The film kicks off with the greatest exclamation to democracy ever uttered (*%#! the Queen!), as a nervous John Davidson prepares himself before entering an awards ceremony hosted by Britain’s royal family. Right away, the film tells us what it is: a triumph over adversity that blends humor and human drama with education. It’s an important setup, as the film flashes back to Davidson’s 1980s youth, where we see his time as a star soccer recruit flatline as his condition takes hold. Davidson’s life spirals from there. Some aspects, like school bullying and accidental run-ins with authority figures, are expected but important to empathizing with young Davidson’s (young version, played with heart by Scott Ellis Watson) new everyday life. The more tragic, a complete meltdown of his family system, is unsettling if quick. His father (Steven Cree) is never given enough screen time to explore his alcohol coping tendencies. However, his mother Heather’s descent into easy fixes and blaming is crushing and convincing. Harry Potter series actress Shirley Henderson (Moaning Myrtle) gives a layered performance as Heather. Someone who loves her son, but also feels cursed by him as the entire family exits the picture. It’s bitter, she’s tired, and fills each conversation with ‘only medication and your mother can save you’ energy.

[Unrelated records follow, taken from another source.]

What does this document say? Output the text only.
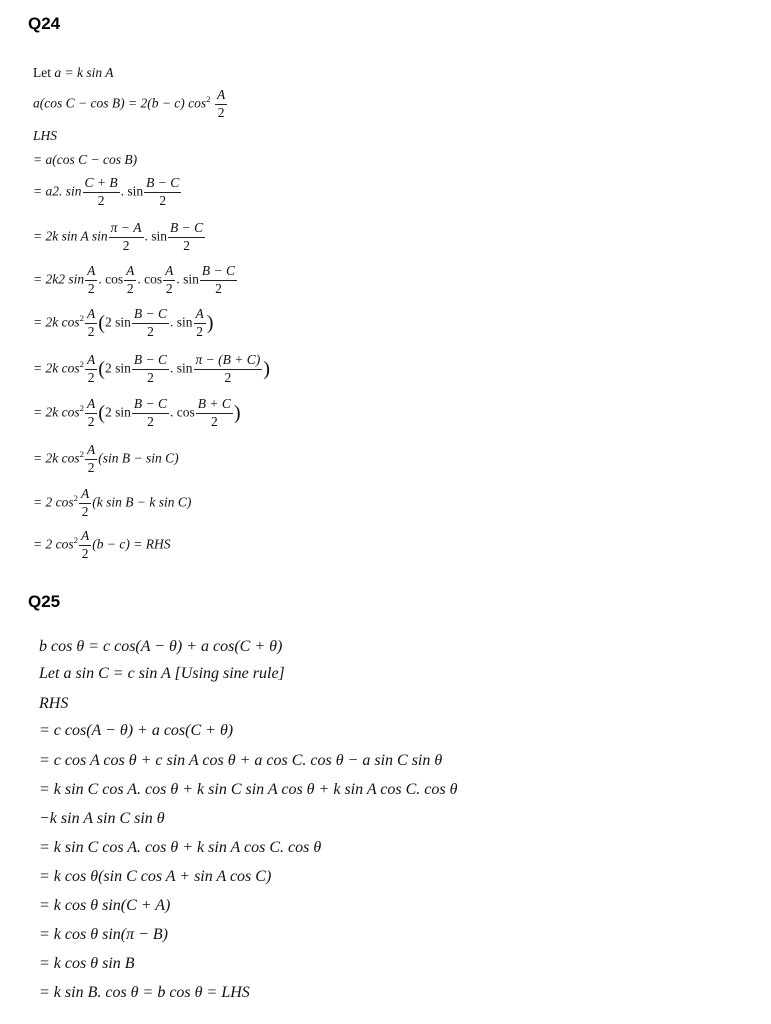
Q24
Let a = k sin A
a(cos C − cos B) = 2(b − c) $\cos^2 \frac{A}{2}$
LHS
= a(cos C − cos B)
= a2. $\sin \frac{C + B}{2}$ . $\sin \frac{B - C}{2}$
= 2k sin A $\sin \frac{\pi - A}{2}$ . $\sin \frac{B - C}{2}$
= 2k2 $\sin \frac{A}{2}$ . $\cos \frac{A}{2}$ . $\cos \frac{A}{2}$ . $\sin \frac{B - C}{2}$
= 2k $\cos^2 \frac{A}{2} (2$ $\sin \frac{B - C}{2}$ . $\sin \frac{A}{2}$ )
= 2k $\cos^2 \frac{A}{2} (2$ $\sin \frac{B - C}{2}$ . $\sin \frac{\pi - (B + C)}{2}$ )
= 2k $\cos^2 \frac{A}{2} (2$ $\sin \frac{B - C}{2}$ . $\cos \frac{B + C}{2}$ )
= 2k $\cos^2 \frac{A}{2} (\sin$ B − sin C)
= 2 $\cos^2 \frac{A}{2} (k$ sin B − k sin C)
= 2 $\cos^2 \frac{A}{2} (b - c)$ = RHS
Q25
b cos θ = c cos(A − θ) + a cos(C + θ)
Let a sin C = c sin A [Using sine rule]
RHS
= c cos(A − θ) + a cos(C + θ)
= c cos A cos θ + c sin A cos θ + a cos C. cos θ − a sin C sin θ
= k sin C cos A. cos θ + k sin C sin A cos θ + k sin A cos C. cos θ
−k sin A sin C sin θ
= k sin C cos A. cos θ + k sin A cos C. cos θ
= k cos θ(sin C cos A + sin A cos C)
= k cos θ sin(C + A)
= k cos θ sin(π − B)
= k cos θ sin B
= k sin B. cos θ = b cos θ = LHS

From there, the viewer and Davidson find refuge in a host of characters. Maxine Peake plays Dottie, the mother of a childhood friend and a retired mental health nurse. Screen vet Peter Mullan plays maintenance man Tommy Trotter. Together, they help Davidson build a life and an understanding of himself that carries the film forward into its second half. After that, the film is primarily a 3-actor show as director Kirk fills the screen with these tour-de-force performances. Peake and Mullan are great vessels to get the film’s main message across: patience, love, and a shared responsibility between the diagnosed and those who understand their struggle can help change the path for people quickly left behind by a normative world. Together, they are the soul of the movie, with the filmmakers clearly hoping the audience will follow their lead after they exit the theater (in my case, the beautiful Oriental Theater for the Milwaukee Film Festival). Both performances are perfectly warm and reflective and shouldn’t be left out in discussions of I Swear.
I say this because the movie is anchored by The Rings of Power actor Robert Aramayo, who leaves Elrond’s elf ears behind to bring an acute naturalism to his performance of main character John Davidson. Aramayo’s physicality and timing of the fitful Tourettes Syndrome never feel out of place or overplayed. In fact, the movie as a whole does an amazing job of never veering into sentimentality. While many moviegoers left with tissues dabbing their eyes, the filmmaking never felt like it was forcing that reaction out of audiences. It straddles the line between feel-good and reality with every story beat and lands squarely on the side of letting the real inform our feelings. Anyone with an ounce of empathy will grasp the film’s message and hopefully take it with them into life.
I Swear continues at the Milwaukee Film Festival on Tuesday, April 21st, and releases nationwide April 24th, 2026, courtesy of Sony Pictures Classics.